Performance testing was conducted using the GM-100 benchmark, an open evaluation suite developed by Shanghai Jiao Tong University that includes 100 real-world manipulation and interaction tasks. Ant Group said LingBot-VLA achieved higher task completion rates than other models tested across three physical robot platforms. The company also reported that adding depth information improved spatial reasoning performance and raised overall task success rates on the benchmark.

Additional testing was carried out in simulation using the RoboTwin 2.0 benchmark, which introduces environmental variation such as lighting changes, clutter, and positional noise. Ant Group said the model’s internal alignment mechanism allowed it to integrate depth data more effectively under these conditions, producing higher success rates in simulated tasks designed to stress robustness rather than precision.
Ant Group said the release targets persistent inefficiencies in embodied AI development, where models must often be retrained and retuned for each robot or environment, limiting reuse and driving up deployment costs.

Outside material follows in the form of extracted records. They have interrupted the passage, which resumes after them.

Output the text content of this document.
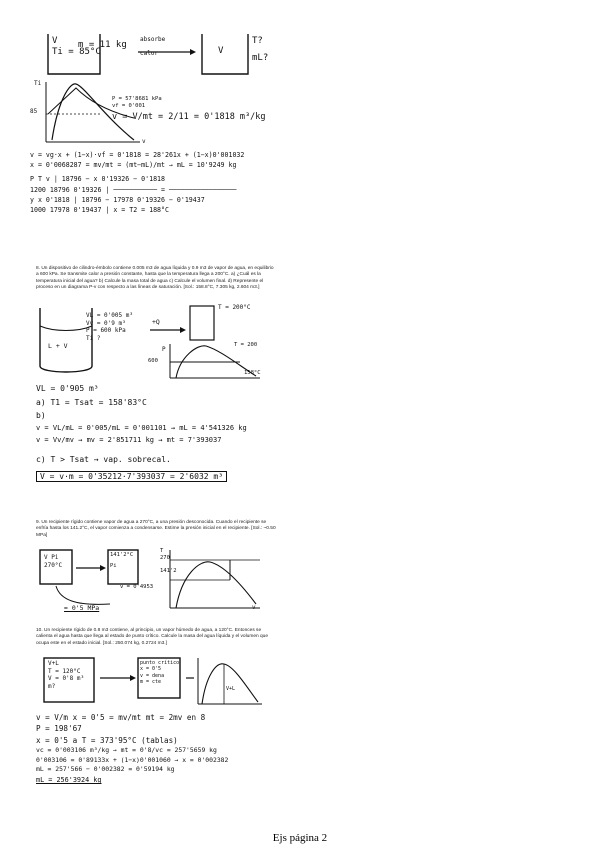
V
Ti = 85°C
m = 11 kg
absorbe
calor	V
T?
mL?
Ti
85
P = 57'8681 kPa
vf = 0'001
v
v = V/mt = 2/11 = 0'1818 m³/kg
v = vg·x + (1−x)·vf = 0'1818 = 28'261x + (1−x)0'001032
x = 0'0068287 = mv/mt = (mt−mL)/mt → mL = 10'9249 kg
P T v | 18796 − x 0'19326 − 0'1818
1200 18796 0'19326 | ─────────── = ─────────────────
y x 0'1818 | 18796 − 17978 0'19326 − 0'19437
1000 17978 0'19437 | x = T2 = 188°C
8. Un dispositivo de cilindro-émbolo contiene 0.005 m3 de agua líquida y 0.9 m3 de vapor de agua, en equilibrio a 600 kPa. Se transmite calor a presión constante, hasta que la temperatura llega a 200°C. a) ¿Cuál es la temperatura inicial del agua? b) Calcule la masa total de agua c) Calcule el volumen final. d) Represente el proceso en un diagrama P-v con respecto a las líneas de saturación. [Sol.: 158.8°C, 7.305 kg, 2.604 m3.]
VL = 0'005 m³
Vv = 0'9 m³
P = 600 kPa
Ti ?
L + V
+Q
T = 200°C
P
600
T = 200
158°C
VL = 0'905 m³
a) T1 = Tsat = 158'83°C
b)
v = VL/mL = 0'005/mL = 0'001101 → mL = 4'541326 kg
v = Vv/mv → mv = 2'851711 kg → mt = 7'393037
c) T > Tsat → vap. sobrecal.
V = v·m = 0'35212·7'393037 = 2'6032 m³
9. Un recipiente rígido contiene vapor de agua a 270°C, a una presión desconocida. Cuando el recipiente se enfría hasta los 141.2°C, el vapor comienza a condensarse. Estime la presión inicial en el recipiente. [Sol.: ~0.50 MPa]
V Pi
270°C
141'2°C
Pi
v = 0'4953
T
270
141'2
v
≈ 0'5 MPa
10. Un recipiente rígido de 0.8 m3 contiene, al principio, un vapor húmedo de agua, a 120°C. Entonces se calienta el agua hasta que llega al estado de punto crítico. Calcule la masa del agua líquida y el volumen que ocupa este en el estado inicial. [Sol.: 250.074 kg, 0.2724 m3.]
V+L
T = 120°C
V = 0'8 m³
m?
punto crítico
x = 0'5
v = dena
m = cte
V+L
v = V/m x = 0'5 = mv/mt mt = 2mv en 8
P = 198'67
x = 0'5 a T = 373'95°C (tablas)
vc = 0'003106 m³/kg → mt = 0'8/vc = 257'5659 kg
0'003106 = 0'89133x + (1−x)0'001060 → x = 0'002382
mL = 257'566 − 0'002382 = 0'59194 kg
mL = 256'3924 kg
Ejs página 2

LingBot-VLA was pre-trained on more than 20,000 hours of real-world interaction data across nine dual-arm robot configurations, which Ant Group said enables a single core model to operate across single-arm, dual-arm, and humanoid robots with consistent performance.
The company said the system also improves efficiency, delivering 1.5x to 2.8x faster training than alternative frameworks and reducing compute needs and development time. Unlike many research releases, the open-source package includes a production-ready software stack that covers data processing, fine-tuning, and automated evaluation, and is intended to support commercial deployment rather than academic testing.
Ant Group described LingBot-VLA as its first open-source embodied AI model and positioned it within its broader InclusionAI initiative. The announcement coincided with Robbyant’s “Evolution of Embodied AI Week,” which also introduced LingBot-Depth, a depth-perception model designed to improve real-world robustness when paired with LingBot-VLA. Ant Group said the release is aimed at developers building deployable robotic systems, with Robbyant serving as the internal lead, and has made the code, documentation, and model weights publicly available.